On the art of George Eliot judgments have differed. Mr. Oscar Browning, a respectable authority, thinks highly of it. Mr. W. C. Brownell, a far better critic, indeed one of the very best, thinks less favourably of it, says that it is too intellectual; that the development and conduct of her characters are too logical and consistent; that the element of surprize, which is always present in life, is lacking in her people. “Our attention,” he writes, “is so concentrated on what they think that we hardly know how they feel, or whether ... they feel at all.” This criticism does not seem to me altogether just. Certainly there is no lack of surprize in Maggie Tulliver’s temporary infatuation with the handsome, light-minded Stephen Guest, or in Dorothea Brooke’s marriage to that heady young butterfly, Will Ladislaw. These things certainly were not arrived at by logical consistency. Nor can one lay his hand on his heart and say that there is no feeling in the chapter where the fugitive Romola comes as Madonna to the mountain village, stricken by pestilence, or in the passage where Dinah Morris strives for Hetty’s soul in prison.

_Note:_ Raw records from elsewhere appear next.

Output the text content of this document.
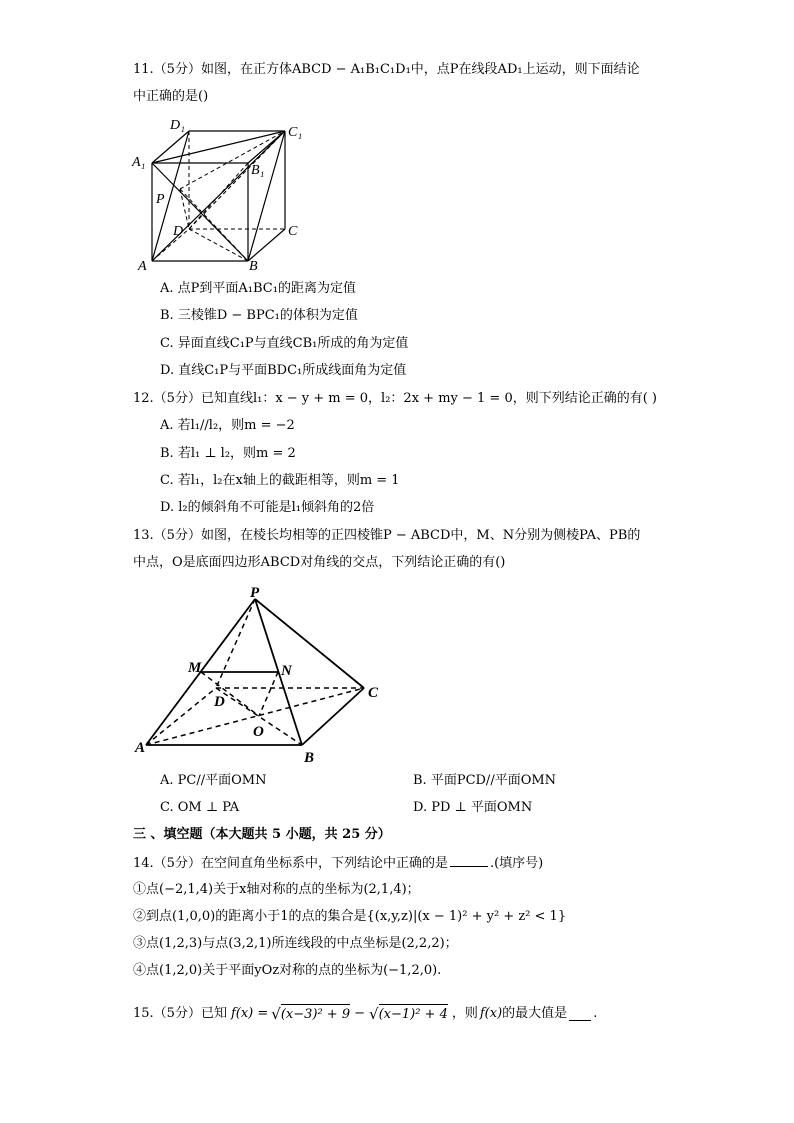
11.（5分）如图，在正方体ABCD − A₁B₁C₁D₁中，点P在线段AD₁上运动，则下面结论
中正确的是()
D₁	C₁
A₁
B₁
P
D	C
A	B
A. 点P到平面A₁BC₁的距离为定值
B. 三棱锥D − BPC₁的体积为定值
C. 异面直线C₁P与直线CB₁所成的角为定值
D. 直线C₁P与平面BDC₁所成线面角为定值
12.（5分）已知直线l₁：x − y + m = 0，l₂：2x + my − 1 = 0，则下列结论正确的有( )
A. 若l₁//l₂，则m = −2
B. 若l₁ ⊥ l₂，则m = 2
C. 若l₁，l₂在x轴上的截距相等，则m = 1
D. l₂的倾斜角不可能是l₁倾斜角的2倍
13.（5分）如图，在棱长均相等的正四棱锥P − ABCD中，M、N分别为侧棱PA、PB的
中点，O是底面四边形ABCD对角线的交点，下列结论正确的有()
P
M	N
D
C
O
A
B
A. PC//平面OMN	B. 平面PCD//平面OMN
C. OM ⊥ PA	D. PD ⊥ 平面OMN
三 、填空题（本大题共 5 小题，共 25 分）
14.（5分）在空间直角坐标系中，下列结论中正确的是	.(填序号)
①点(−2,1,4)关于x轴对称的点的坐标为(2,1,4)；
②到点(1,0,0)的距离小于1的点的集合是{(x,y,z)|(x − 1)² + y² + z² < 1}
③点(1,2,3)与点(3,2,1)所连线段的中点坐标是(2,2,2)；
④点(1,2,0)关于平面yOz对称的点的坐标为(−1,2,0).
15.（5分）已知 f(x) = √ (x−3)² + 9 − √ (x−1)² + 4 ，则 f(x) 的最大值是 .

George Eliot herself tells us the purpose of her art—it is verity.
“It is for this rare, precious quality of truthfulness that I delight in many Dutch paintings, which lofty-minded people despise.... All honour and reverence to the divine beauty of form! Let us cultivate it to the utmost in men, women, and children—in our gardens and in our homes. But let us love that other beauty, too, which lies in no secret of proportion, but in the secret of deep human sympathy.”
It is Rembrandt, then, rather than Titian, who is her chosen painter. But she does not often attain his marvellous chiaroscuro.